Be Careful of False Advertising
"Ma'am, could you come with me?"
"Of course," I always say when asked to join security at the airport. I'm not afraid because after all, they randomly pick people and go through their bags. Something may have showed up on the screen. I know the drill. I have plenty of equipment and sometimes those cords look menacing. So, I gladly go.
He offered me a chair to sit down, but I was in a hurry and so I declined. I noticed that he seemed uncomfortable for some reason as he put on rubber gloves, asked my permission to go through my backpack and started the search. Still not worried. Until ...
Sniffing at my back leg was a police dog. He was promptly guided to my backpack. It wasn't that the dog looked or seemed unfriendly, but 'what the hey?' Dogs. Bomb detectors. This was serious. As the security guard went through my bag, this beautiful animal walked around the bag for a moment and then promptly sat on his hunches. Whew! Nothing there. I mean, I knew nothing was there, but still.

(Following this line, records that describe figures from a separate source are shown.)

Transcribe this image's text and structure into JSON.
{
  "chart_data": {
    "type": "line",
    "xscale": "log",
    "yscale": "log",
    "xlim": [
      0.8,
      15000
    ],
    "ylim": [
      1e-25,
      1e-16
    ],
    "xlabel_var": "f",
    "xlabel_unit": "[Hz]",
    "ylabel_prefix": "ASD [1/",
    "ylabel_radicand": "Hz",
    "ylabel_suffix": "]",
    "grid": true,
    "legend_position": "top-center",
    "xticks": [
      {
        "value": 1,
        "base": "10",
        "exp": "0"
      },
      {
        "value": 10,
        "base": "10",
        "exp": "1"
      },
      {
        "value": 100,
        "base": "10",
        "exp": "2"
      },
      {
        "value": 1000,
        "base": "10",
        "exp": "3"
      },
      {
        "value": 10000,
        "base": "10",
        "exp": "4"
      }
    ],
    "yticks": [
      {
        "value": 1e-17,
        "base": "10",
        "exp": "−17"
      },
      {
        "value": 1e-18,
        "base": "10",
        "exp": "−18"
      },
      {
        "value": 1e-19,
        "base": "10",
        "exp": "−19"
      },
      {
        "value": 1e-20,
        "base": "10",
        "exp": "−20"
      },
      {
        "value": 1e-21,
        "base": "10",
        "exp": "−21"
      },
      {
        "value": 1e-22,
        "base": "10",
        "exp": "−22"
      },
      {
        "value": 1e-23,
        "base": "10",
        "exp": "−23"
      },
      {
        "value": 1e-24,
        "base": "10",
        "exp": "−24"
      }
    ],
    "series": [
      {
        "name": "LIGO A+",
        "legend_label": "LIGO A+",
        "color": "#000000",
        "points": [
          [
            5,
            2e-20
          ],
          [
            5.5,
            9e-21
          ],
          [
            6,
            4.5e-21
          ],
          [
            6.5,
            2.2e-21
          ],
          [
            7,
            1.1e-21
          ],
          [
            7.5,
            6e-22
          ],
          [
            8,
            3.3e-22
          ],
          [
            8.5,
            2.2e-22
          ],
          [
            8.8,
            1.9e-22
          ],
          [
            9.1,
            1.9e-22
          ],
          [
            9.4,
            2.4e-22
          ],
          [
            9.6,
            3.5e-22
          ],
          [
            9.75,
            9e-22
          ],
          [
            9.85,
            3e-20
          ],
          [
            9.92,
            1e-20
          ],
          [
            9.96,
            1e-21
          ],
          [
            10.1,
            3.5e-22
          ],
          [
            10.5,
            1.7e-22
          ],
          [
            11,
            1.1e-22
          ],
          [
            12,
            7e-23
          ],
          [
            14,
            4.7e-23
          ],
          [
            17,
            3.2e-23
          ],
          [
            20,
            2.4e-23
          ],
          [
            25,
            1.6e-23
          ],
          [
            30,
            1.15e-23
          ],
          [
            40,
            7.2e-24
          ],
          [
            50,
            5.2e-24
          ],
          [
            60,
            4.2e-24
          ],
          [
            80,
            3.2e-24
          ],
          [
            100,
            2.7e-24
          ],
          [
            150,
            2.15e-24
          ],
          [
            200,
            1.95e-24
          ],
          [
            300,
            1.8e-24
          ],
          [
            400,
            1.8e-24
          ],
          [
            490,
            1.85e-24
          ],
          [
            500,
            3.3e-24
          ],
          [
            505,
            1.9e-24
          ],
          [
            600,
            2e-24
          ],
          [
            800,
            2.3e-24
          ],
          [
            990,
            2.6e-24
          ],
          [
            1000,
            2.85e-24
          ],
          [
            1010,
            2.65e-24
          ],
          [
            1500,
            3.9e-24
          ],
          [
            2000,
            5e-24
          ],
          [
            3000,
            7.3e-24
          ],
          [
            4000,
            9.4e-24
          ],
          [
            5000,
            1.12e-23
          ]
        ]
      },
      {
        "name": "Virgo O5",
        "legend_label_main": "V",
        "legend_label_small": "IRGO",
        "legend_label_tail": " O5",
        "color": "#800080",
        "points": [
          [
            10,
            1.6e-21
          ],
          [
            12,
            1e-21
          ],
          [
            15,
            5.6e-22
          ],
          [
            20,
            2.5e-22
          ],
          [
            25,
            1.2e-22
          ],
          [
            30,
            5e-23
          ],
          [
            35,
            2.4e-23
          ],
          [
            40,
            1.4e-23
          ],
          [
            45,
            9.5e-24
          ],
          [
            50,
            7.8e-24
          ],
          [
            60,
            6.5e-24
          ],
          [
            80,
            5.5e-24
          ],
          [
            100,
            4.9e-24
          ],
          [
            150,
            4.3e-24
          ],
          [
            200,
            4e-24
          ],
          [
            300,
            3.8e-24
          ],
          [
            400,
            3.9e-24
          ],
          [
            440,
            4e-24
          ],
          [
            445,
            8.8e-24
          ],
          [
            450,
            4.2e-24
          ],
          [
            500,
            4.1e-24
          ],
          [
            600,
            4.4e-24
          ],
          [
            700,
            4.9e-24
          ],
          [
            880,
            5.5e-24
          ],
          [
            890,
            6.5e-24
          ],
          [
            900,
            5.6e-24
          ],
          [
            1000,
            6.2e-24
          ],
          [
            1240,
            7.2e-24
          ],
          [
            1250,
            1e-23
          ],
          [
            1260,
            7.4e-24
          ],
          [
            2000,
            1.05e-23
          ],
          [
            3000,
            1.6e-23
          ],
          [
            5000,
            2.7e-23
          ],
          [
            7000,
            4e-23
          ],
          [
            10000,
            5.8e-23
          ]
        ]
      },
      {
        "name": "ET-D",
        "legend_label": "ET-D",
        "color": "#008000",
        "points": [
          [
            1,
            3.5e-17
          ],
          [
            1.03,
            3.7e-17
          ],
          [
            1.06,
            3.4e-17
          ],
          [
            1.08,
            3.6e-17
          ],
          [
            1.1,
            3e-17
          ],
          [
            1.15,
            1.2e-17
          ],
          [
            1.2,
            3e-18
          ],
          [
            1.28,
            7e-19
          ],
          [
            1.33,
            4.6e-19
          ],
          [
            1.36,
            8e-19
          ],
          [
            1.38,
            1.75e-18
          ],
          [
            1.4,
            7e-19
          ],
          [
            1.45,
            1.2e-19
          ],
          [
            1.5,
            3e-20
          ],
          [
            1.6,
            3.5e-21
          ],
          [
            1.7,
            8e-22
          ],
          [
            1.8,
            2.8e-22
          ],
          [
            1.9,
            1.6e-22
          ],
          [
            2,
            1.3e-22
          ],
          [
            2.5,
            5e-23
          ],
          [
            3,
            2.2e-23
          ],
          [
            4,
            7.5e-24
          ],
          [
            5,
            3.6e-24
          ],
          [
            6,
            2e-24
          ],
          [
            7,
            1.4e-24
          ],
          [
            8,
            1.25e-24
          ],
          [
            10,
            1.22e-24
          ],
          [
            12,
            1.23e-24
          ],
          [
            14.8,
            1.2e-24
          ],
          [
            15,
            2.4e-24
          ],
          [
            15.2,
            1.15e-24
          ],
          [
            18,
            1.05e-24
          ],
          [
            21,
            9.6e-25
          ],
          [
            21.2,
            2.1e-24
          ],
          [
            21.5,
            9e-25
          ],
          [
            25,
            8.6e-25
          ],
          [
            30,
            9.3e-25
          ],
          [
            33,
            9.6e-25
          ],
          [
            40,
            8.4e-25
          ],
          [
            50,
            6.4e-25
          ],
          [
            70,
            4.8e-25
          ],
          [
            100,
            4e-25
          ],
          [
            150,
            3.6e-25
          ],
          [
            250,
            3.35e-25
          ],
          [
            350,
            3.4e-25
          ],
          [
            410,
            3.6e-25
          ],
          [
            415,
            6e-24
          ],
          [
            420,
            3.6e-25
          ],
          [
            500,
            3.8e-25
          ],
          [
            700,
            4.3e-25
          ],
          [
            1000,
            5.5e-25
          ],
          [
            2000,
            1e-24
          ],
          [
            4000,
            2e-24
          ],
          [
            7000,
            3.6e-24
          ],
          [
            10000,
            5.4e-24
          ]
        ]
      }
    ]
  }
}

I later found out why the security guard was so uncomfortable. I had a book in my bag, but in the zipper portion was my external hard drive (very slim, about 5"x3") with the cords around it. Placed oddly enough against the book, on the screen it looked like an explosive device. More than that, my Mac which was in a container on the conveyor belt, had stickers that read, "May Peace Prevail on Earth," and "No Hate Spoken Here," to name a few. I didn't look like a terrorists, but you can never tell.

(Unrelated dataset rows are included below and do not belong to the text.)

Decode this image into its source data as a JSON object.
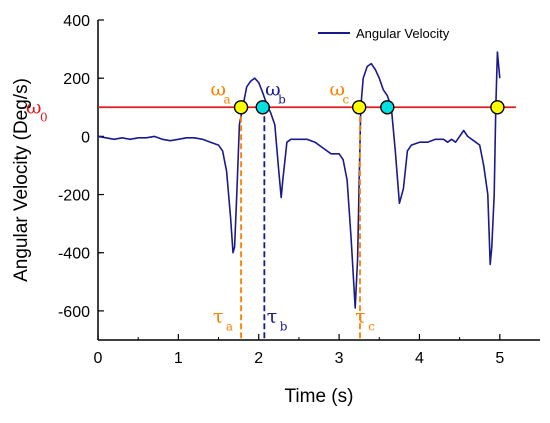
{
  "chart_data": {
    "type": "line",
    "title": "",
    "xlabel": "Time (s)",
    "ylabel": "Angular Velocity (Deg/s)",
    "xlim": [
      0,
      5.5
    ],
    "ylim": [
      -700,
      400
    ],
    "xticks": [
      0,
      1,
      2,
      3,
      4,
      5
    ],
    "yticks": [
      -600,
      -400,
      -200,
      0,
      200,
      400
    ],
    "xtick_labels": [
      "0",
      "1",
      "2",
      "3",
      "4",
      "5"
    ],
    "ytick_labels": [
      "-600",
      "-400",
      "-200",
      "0",
      "200",
      "400"
    ],
    "grid": false,
    "legend": {
      "position": "top-right",
      "entries": [
        "Angular Velocity"
      ]
    },
    "colors": {
      "series": "#1a1a8c",
      "threshold": "#dd1c1c",
      "orange": "#ff8000",
      "navy": "#1a1a8c",
      "yellow_marker": "#ffff00",
      "cyan_marker": "#00e0e0"
    },
    "series": [
      {
        "name": "Angular Velocity",
        "x": [
          0.0,
          0.1,
          0.2,
          0.3,
          0.4,
          0.5,
          0.6,
          0.7,
          0.8,
          0.9,
          1.0,
          1.1,
          1.2,
          1.3,
          1.4,
          1.5,
          1.55,
          1.6,
          1.65,
          1.68,
          1.7,
          1.73,
          1.76,
          1.8,
          1.85,
          1.9,
          1.95,
          2.0,
          2.05,
          2.1,
          2.15,
          2.2,
          2.25,
          2.28,
          2.3,
          2.35,
          2.4,
          2.5,
          2.6,
          2.7,
          2.8,
          2.9,
          3.0,
          3.05,
          3.1,
          3.15,
          3.2,
          3.23,
          3.25,
          3.27,
          3.3,
          3.35,
          3.4,
          3.45,
          3.5,
          3.55,
          3.6,
          3.65,
          3.7,
          3.75,
          3.8,
          3.85,
          3.9,
          4.0,
          4.1,
          4.2,
          4.3,
          4.35,
          4.4,
          4.45,
          4.5,
          4.55,
          4.6,
          4.7,
          4.75,
          4.8,
          4.85,
          4.88,
          4.9,
          4.93,
          4.95,
          4.97,
          5.0
        ],
        "y": [
          0,
          -5,
          -10,
          -5,
          -10,
          -5,
          -5,
          0,
          -10,
          -15,
          -10,
          -5,
          -5,
          -10,
          -20,
          -30,
          -50,
          -120,
          -280,
          -400,
          -380,
          -180,
          40,
          100,
          170,
          190,
          200,
          185,
          150,
          110,
          80,
          40,
          -120,
          -210,
          -150,
          -20,
          -10,
          -10,
          -10,
          -20,
          -40,
          -60,
          -60,
          -80,
          -150,
          -350,
          -590,
          -420,
          -150,
          100,
          200,
          240,
          250,
          230,
          200,
          160,
          140,
          100,
          -50,
          -230,
          -180,
          -50,
          -30,
          -20,
          -20,
          -10,
          -10,
          -20,
          -10,
          -20,
          0,
          20,
          0,
          -20,
          -30,
          -100,
          -200,
          -440,
          -380,
          -200,
          100,
          290,
          200
        ]
      }
    ],
    "threshold": {
      "label": "ω",
      "sub": "0",
      "y": 100
    },
    "markers": [
      {
        "x": 1.78,
        "y": 100,
        "color": "yellow"
      },
      {
        "x": 2.05,
        "y": 100,
        "color": "cyan"
      },
      {
        "x": 3.25,
        "y": 100,
        "color": "yellow"
      },
      {
        "x": 3.6,
        "y": 100,
        "color": "cyan"
      },
      {
        "x": 4.97,
        "y": 100,
        "color": "yellow"
      }
    ],
    "vlines": [
      {
        "x": 1.78,
        "color": "orange"
      },
      {
        "x": 2.07,
        "color": "navy"
      },
      {
        "x": 3.26,
        "color": "orange"
      }
    ],
    "annotations": [
      {
        "main": "ω",
        "sub": "a",
        "color": "orange",
        "x": 1.4,
        "y": 140
      },
      {
        "main": "ω",
        "sub": "b",
        "color": "navy",
        "x": 2.08,
        "y": 140
      },
      {
        "main": "ω",
        "sub": "c",
        "color": "orange",
        "x": 2.88,
        "y": 140
      },
      {
        "main": "τ",
        "sub": "a",
        "color": "orange",
        "x": 1.43,
        "y": -640
      },
      {
        "main": "τ",
        "sub": "b",
        "color": "navy",
        "x": 2.1,
        "y": -640
      },
      {
        "main": "τ",
        "sub": "c",
        "color": "orange",
        "x": 3.2,
        "y": -640
      }
    ]
  }
}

The security guard said that it was uncomfortable for him because if terrorists started looking like peacemakers (which he said I definitely looked the part), they were in trouble! Of course, I'm 6'3" and my boys are taller than I am. I've always told them they could never pull of a crime because they could definitely be picked out of a lineup. So, I do my best to convey the gentle giant persona. Most of the time this is true, but there are moments ... Well, needless to say, I was grateful I wasn't a terrorist and grateful that all that was in my bag was an external hard drive. But my life did flash before me! I mean, everything I've written, designed, etc., was on that drive. I'm just glad that despite the evidence that my bag could have contained an explosive device, the young guy was quite steady and kind with my things. I mean, I could tell he was sort of nervous. With the December incident still in his mind, everybody seemed to be on pins and needles. I could feel it even though I knew I had nothing to worry about, the tension was palpable.
But, what I really noticed was that even though there was that tense moment of the unknown, the young man never stopped being kind (even when I refused a seat), he never gave me that askance look that says, "You're in trouble!" His hands shook, though. He dropped the little wipe twice. But, he was kind. Even the guy with the dog was kind. They apologized profusely, too. They didn't want me to be a terrorist.
I guess that makes them peacemakers, too.